Commissioners Lee and Crenshaw dissented:

“the majority proposes a pilot program that would create an exemption for the issuance of equity compensation to a newly defined category of workers: so-called internet “platform workers.” Unfortunately we cannot support this proposal because there is no sound policy justification for singling out a subtype of alternative workers for this exemption – those who provide services through internet- or technology-based platforms … The Proposing Release discusses the “gig” economy generally and explains that the proposal is meant to accommodate this evolving feature of our employment landscape. But the data cited in support of this proposition is broadly inclusive of all manner of alternative work arrangements, discussing independent contractors, freelancers, temporary help agency workers, on-call workers, contract workers, and other types of informal paid activities. These various types of alternative workers have been a feature of our economy for a long time. The category proposed for this exemption, however, singles out platform workers, a narrowly defined sub-category of alternative workers.”

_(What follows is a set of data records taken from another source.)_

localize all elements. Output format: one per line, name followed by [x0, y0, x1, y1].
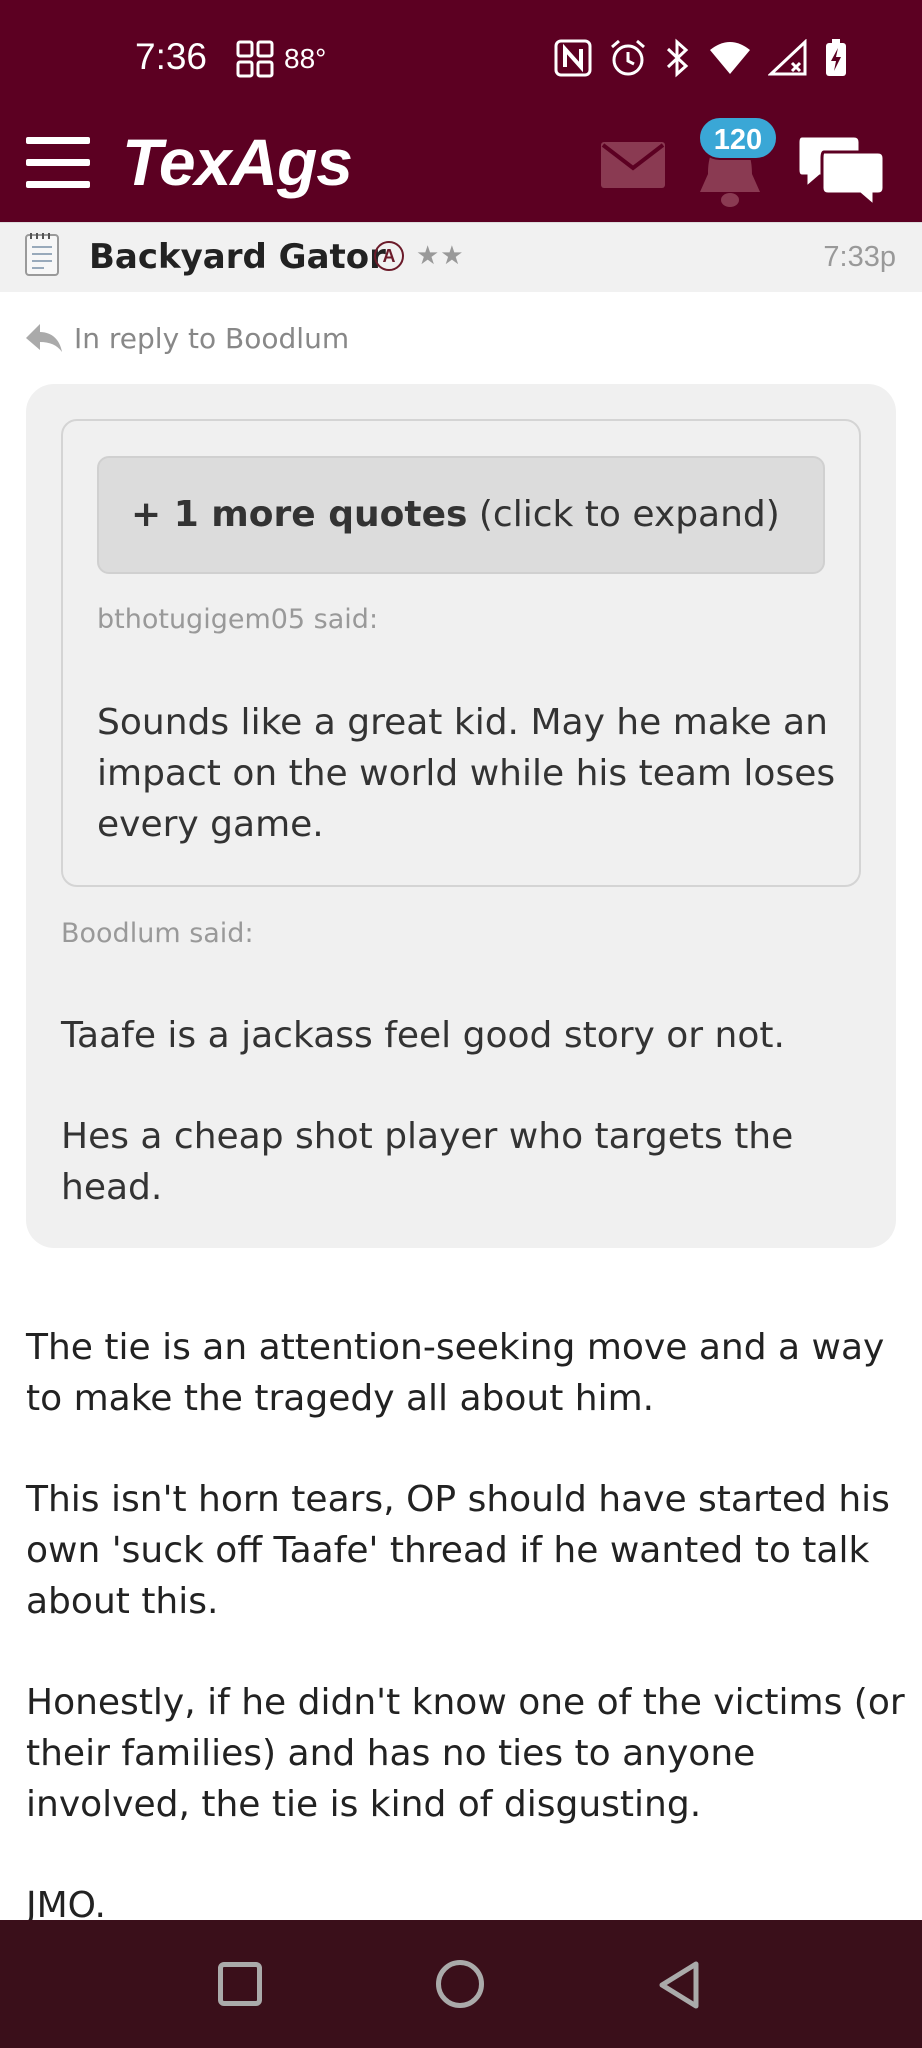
reply-arrow-icon	[26, 324, 62, 352]
alarm-icon	[611, 39, 645, 76]
rank-badge: A	[374, 241, 404, 271]
in-reply-to-link[interactable]: In reply to Boodlum	[24, 318, 349, 358]
grid-icon	[236, 40, 274, 78]
home-button[interactable]	[436, 1960, 484, 2008]
menu-icon-bar	[26, 181, 90, 188]
notepad-icon[interactable]	[24, 231, 60, 277]
app-header: TexAgs 120	[0, 112, 922, 222]
in-reply-to-text: In reply to Boodlum	[74, 321, 350, 355]
nested-quote-text: Sounds like a great kid. May he make an …	[97, 702, 836, 845]
nested-quote-author: bthotugigem05 said:	[97, 604, 379, 635]
expand-quotes-button[interactable]: + 1 more quotes (click to expand)	[97, 456, 825, 574]
post-time: 7:33p	[823, 241, 896, 273]
mail-icon[interactable]	[601, 142, 665, 188]
texags-logo[interactable]: TexAgs	[122, 124, 353, 200]
post-body: The tie is an attention-seeking move and…	[26, 1322, 906, 1981]
status-right-icons	[554, 38, 848, 78]
wifi-icon	[710, 42, 750, 74]
signal-icon	[768, 39, 807, 76]
status-time: 7:36	[135, 36, 208, 77]
quote-paragraph: Hes a cheap shot player who targets the …	[61, 1116, 794, 1208]
quote-paragraph: Taafe is a jackass feel good story or no…	[61, 1015, 785, 1056]
post-author[interactable]: Backyard Gator	[89, 237, 386, 277]
post-paragraph: This isn't horn tears, OP should have st…	[26, 1479, 890, 1622]
menu-icon-bar	[26, 137, 90, 144]
expand-quotes-hint: (click to expand)	[467, 494, 780, 535]
quote-text: Taafe is a jackass feel good story or no…	[61, 1010, 861, 1263]
expand-quotes-count: + 1 more quotes	[131, 494, 468, 535]
menu-button[interactable]	[26, 137, 90, 189]
user-stars: ★★	[416, 241, 465, 271]
system-navigation-bar	[0, 1920, 922, 2048]
status-temperature: 88°	[284, 43, 327, 74]
battery-charging-icon	[826, 39, 846, 76]
status-bar: 7:36 88°	[0, 0, 922, 112]
chat-icon[interactable]	[798, 130, 884, 210]
bluetooth-icon	[666, 38, 689, 78]
post-header: Backyard Gator A ★★ 7:33p	[0, 222, 922, 292]
back-button[interactable]	[656, 1960, 704, 2010]
recent-apps-button[interactable]	[218, 1962, 262, 2006]
quote-author: Boodlum said:	[61, 918, 254, 949]
status-left-icons: 88°	[236, 40, 326, 78]
menu-icon-bar	[26, 159, 90, 166]
post-paragraph: Honestly, if he didn't know one of the v…	[26, 1682, 905, 1825]
post-paragraph: The tie is an attention-seeking move and…	[26, 1327, 885, 1419]
notification-count-badge: 120	[698, 116, 778, 160]
nfc-icon	[554, 39, 592, 77]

The proposal will be posted for comment for 60 days following its publication on the Federal Register. The Fact Sheet is republished below.

The actual document may be downloaded here.

Modernization of Rules and Forms for Compensatory Securities Offerings and Sales
November 24, 2020

The Securities and Exchange Commission today proposed amendments to Rule 701 under the Securities Act of 1933, which provides an exemption from registration for securities issued by non-reporting issuers pursuant to compensatory arrangements, and Form S-8, the Securities Act registration statement for compensatory offerings by reporting issuers.


In July 2018, in coordination with adopting final amendments to Rule 701 consistent with congressional direction, the Commission issued a concept release that solicited public comment on possible ways to modernize the Rule 701 exemption and the relationship between the exemption and Form S-8, given the significant evolution that has taken place both in the types of compensatory offerings issuers make and the composition of the workforce since the Commission last substantively amended these regulations.  Informed by comment letters received in response to the concept release, the Commission’s proposed amendments are designed to modernize the framework for compensatory securities offerings, consistent with investor protection.


With respect to Rule 701, the proposed amendments would:

    • Revise the additional disclosure requirements for Rule 701 exempt transactions exceeding $10 million, including how the disclosure threshold applies, the type of financial disclosure required, and the frequency with which it must be updated;
    • Revise the time at which such disclosure is required to be delivered for derivative securities that do not involve a decision by the recipient to exercise or convert in specified circumstances where such derivative securities are granted to new hires;
    • Raise two of the three alternative regulatory ceilings that cap the overall amount of securities that a non-reporting issuer may sell pursuant to the exemption during any consecutive 12-month period; and
    • Make the exemption available for offers and sales of securities under a written compensatory benefit plan established by the issuer’s subsidiaries, whether or not majority-owned.

With respect to Form S-8, the proposed amendments would:

    • Implement improvements and clarifications to simplify registration on the form, including:
      • Clarifying the ability to add multiple plans to a single Form S-8;
      • Clarifying the ability to allocate securities among multiple incentive plans on a single Form S-8; and
      • Permitting the addition of securities or classes of securities by automatically effective post-effective amendment.
    • Implement improvements to simplify share counting and fee payments on the form, including:
      • Requiring the registration of an aggregate offering amount of securities for defined contribution plans;
      • Implementing a new fee payment method for registration of offers and sales pursuant to defined contribution plans; and
      • Conforming Form S-8 instructions with current IRS plan review practices.
    • Revise Item 1(f) of Form S-8 to eliminate the requirement to describe the tax effects of plan participation on the issuer.

With respect to both Rule 701 and Form S-8, the proposals would:

    • Extend consultant and advisor eligibility to entities meeting specified ownership criteria designed to link the securities to the performance of services; and
    • Expand eligibility for former employees to specified post-termination grants and former employees of acquired entities.